Tumor growth is dependent on both endothelial and tumor cells. One question is whether changes in tumor vasculature are implicated in tumor tissue degeneration during antiangiogenic therapies. In a study using CEUS, it was shown that tumor cells abruptly became necrotic following antivascular therapy, whereas untreated tumors were protected from degeneration by a significant blood supply[146]. Because antiangiogenic therapies inhibit the growth of new tumor-associated blood vessels, as well as prune newly formed vasculature, they would be expected to reduce the supply of oxygen and thus increase tumor hypoxia. Franco and co-workers used DC101, an anti-vascular endothelial growth factor receptor 2 antibody to study tumor hypoxia[147]. Using ultrasonography, they observed consistent reductions in microvascular density, blood flow, and perfusion[147]. The increase in tumor hypoxia was evident within 5 d and remained so throughout the entire course of treatment[147]. These results suggest that sustained hypoxia and impairment of vascular function can be 2 consistent consequences of antiangiogenic drug treatment.
Concluding remarks
It is a challenging task to quantify and predict which bubble phenomenon occurs under which acoustic condition, and how these may be utilized in ultrasonic imaging.
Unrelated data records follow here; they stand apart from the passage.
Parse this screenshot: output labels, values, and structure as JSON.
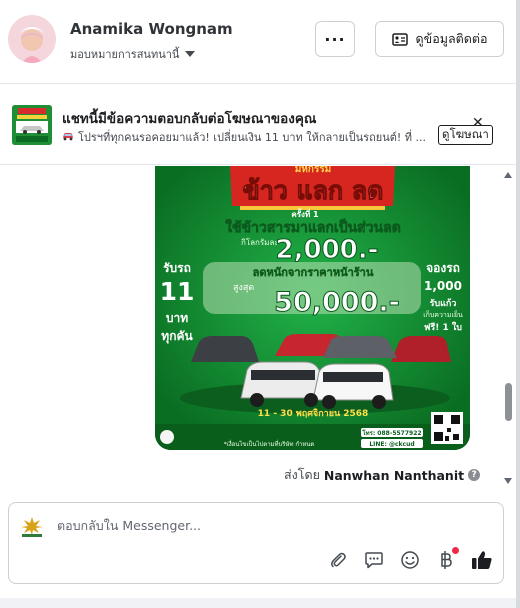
{
  "header": {
    "name": "Anamika Wongnam",
    "subtitle": "มอบหมายการสนทนานี้",
    "more_label": "···",
    "contact_label": "ดูข้อมูลติดต่อ"
  },
  "banner": {
    "title": "แชทนี้มีข้อความตอบกลับต่อโฆษณาของคุณ",
    "subtitle": "โปรฯที่ทุกคนรอคอยมาแล้ว! เปลี่ยนเงิน 11 บาท ให้กลายเป็นรถยนต์! ที่ ...",
    "view_ad_label": "ดูโฆษณา",
    "close_label": "✕"
  },
  "ad": {
    "t1": "มหกรรม",
    "t2": "ข้าว แลก ลด",
    "t3": "ครั้งที่ 1",
    "t4": "ใช้ข้าวสารมาแลกเป็นส่วนลด",
    "t5": "กิโลกรัมละ",
    "t6": "2,000.-",
    "t7": "ลดหนักจากราคาหน้าร้าน",
    "t8": "สูงสุด",
    "t9": "50,000.-",
    "left1": "รับรถ",
    "left2": "11",
    "left3": "บาท",
    "left4": "ทุกคัน",
    "right1": "จองรถ",
    "right2": "1,000",
    "right3": "รับแก้ว",
    "right4": "เก็บความเย็น",
    "right5": "ฟรี! 1 ใบ",
    "date": "11 - 30 พฤศจิกายน 2568",
    "tel": "โทร: 088-5577922",
    "line": "LINE: @ckcud",
    "terms": "*เงื่อนไขเป็นไปตามที่บริษัท กำหนด"
  },
  "conversation": {
    "sent_by_prefix": "ส่งโดย",
    "sent_by_name": "Nanwhan Nanthanit",
    "info_icon": "?"
  },
  "composer": {
    "placeholder": "ตอบกลับใน Messenger..."
  },
  "colors": {
    "ad_green": "#0f8a2c",
    "like_blue": "#1c1e21",
    "notification_red": "#f02849"
  },
  "icons": [
    "more-icon",
    "contact-card-icon",
    "caret-down-icon",
    "car-emoji-icon",
    "close-icon",
    "info-icon",
    "attachment-icon",
    "saved-reply-icon",
    "emoji-icon",
    "baht-icon",
    "like-icon"
  ]
}
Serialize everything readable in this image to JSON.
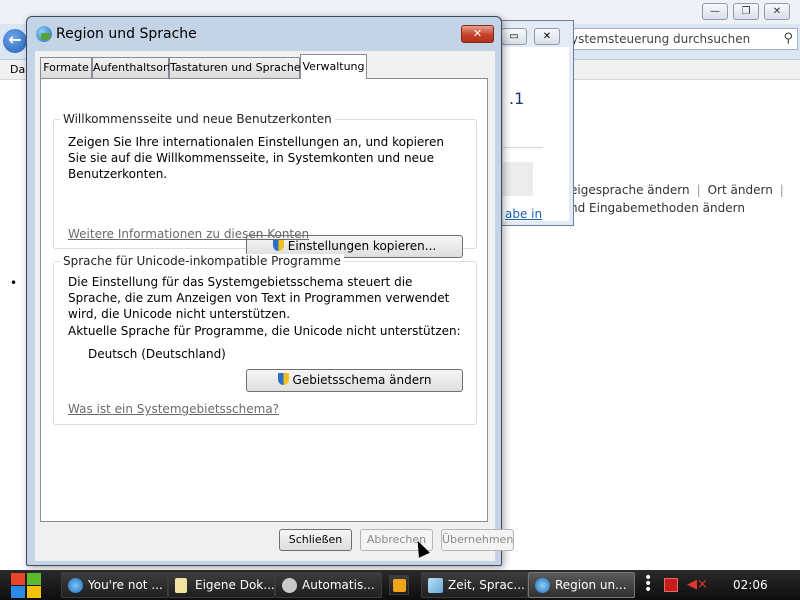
{
  "background": {
    "search_placeholder": "ystemsteuerung durchsuchen",
    "menu_partial": "Da",
    "link_row1": [
      "eigesprache ändern",
      "Ort ändern"
    ],
    "link_row2": "nd Eingabemethoden ändern",
    "mid_window_text": ".1",
    "mid_window_link": "abe in"
  },
  "dialog": {
    "title": "Region und Sprache",
    "tabs": [
      "Formate",
      "Aufenthaltsort",
      "Tastaturen und Sprachen",
      "Verwaltung"
    ],
    "active_tab": "Verwaltung",
    "welcome": {
      "legend": "Willkommensseite und neue Benutzerkonten",
      "description": "Zeigen Sie Ihre internationalen Einstellungen an, und kopieren Sie sie auf die Willkommensseite, in Systemkonten und neue Benutzerkonten.",
      "copy_button": "Einstellungen kopieren...",
      "info_link": "Weitere Informationen zu diesen Konten"
    },
    "unicode": {
      "legend": "Sprache für Unicode-inkompatible Programme",
      "description": "Die Einstellung für das Systemgebietsschema steuert die Sprache, die zum Anzeigen von Text in Programmen verwendet wird, die Unicode nicht unterstützen.",
      "current_label": "Aktuelle Sprache für Programme, die Unicode nicht unterstützen:",
      "current_value": "Deutsch (Deutschland)",
      "locale_button": "Gebietsschema ändern",
      "info_link": "Was ist ein Systemgebietsschema?"
    },
    "footer": {
      "close": "Schließen",
      "cancel": "Abbrechen",
      "apply": "Übernehmen"
    }
  },
  "taskbar": {
    "items": [
      {
        "label": "You're not ...",
        "icon": "ie-icon"
      },
      {
        "label": "Eigene Dok...",
        "icon": "document-icon"
      },
      {
        "label": "Automatis...",
        "icon": "automation-icon"
      },
      {
        "label": "Zeit, Sprac...",
        "icon": "control-panel-icon"
      },
      {
        "label": "Region un...",
        "icon": "globe-icon"
      }
    ],
    "clock": "02:06"
  }
}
Aided by high-speed photography, our improved understanding of encapsulated microbubble behavior will lead to more sophisticated detection and delivery techniques.
More sophisticated methods use quantitative approaches to measure the amount and the time course of bolus or reperfusion curves and have shown great promise in revealing an effective tumor response to anti-angiogenic drugs in humans before tumor shrinkage occurs. These are beginning to be accepted into clinical practice. In the long term, targeted microbubbles for molecular imaging and eventually for directed anti-tumor therapy are expected to be developed.
In principle, in any perfused region that can be reached by ultrasound, ultrasound-directed drug delivery could be performed. However, since the ultrasonic fields used with diagnostic ultrasound scanners differ greatly per organ targeted, some regions will be far from ideal. The ultrasonic frequencies transmitted in endoscopy are much higher than the resonance frequencies of conventional ultrasound contrast agents. Therefore, for such applications, smaller carriers will have to be developed for ultrasound-directed drug delivery.
In conclusion, combining ultrasound contrast agents with therapeutic substances may lead to simple and economic methods of treatment with fewer side effects, using conventional ultrasound scanners. Ultrasound-directed drug delivery has great potential in the treatment of malignancies in the digestive system.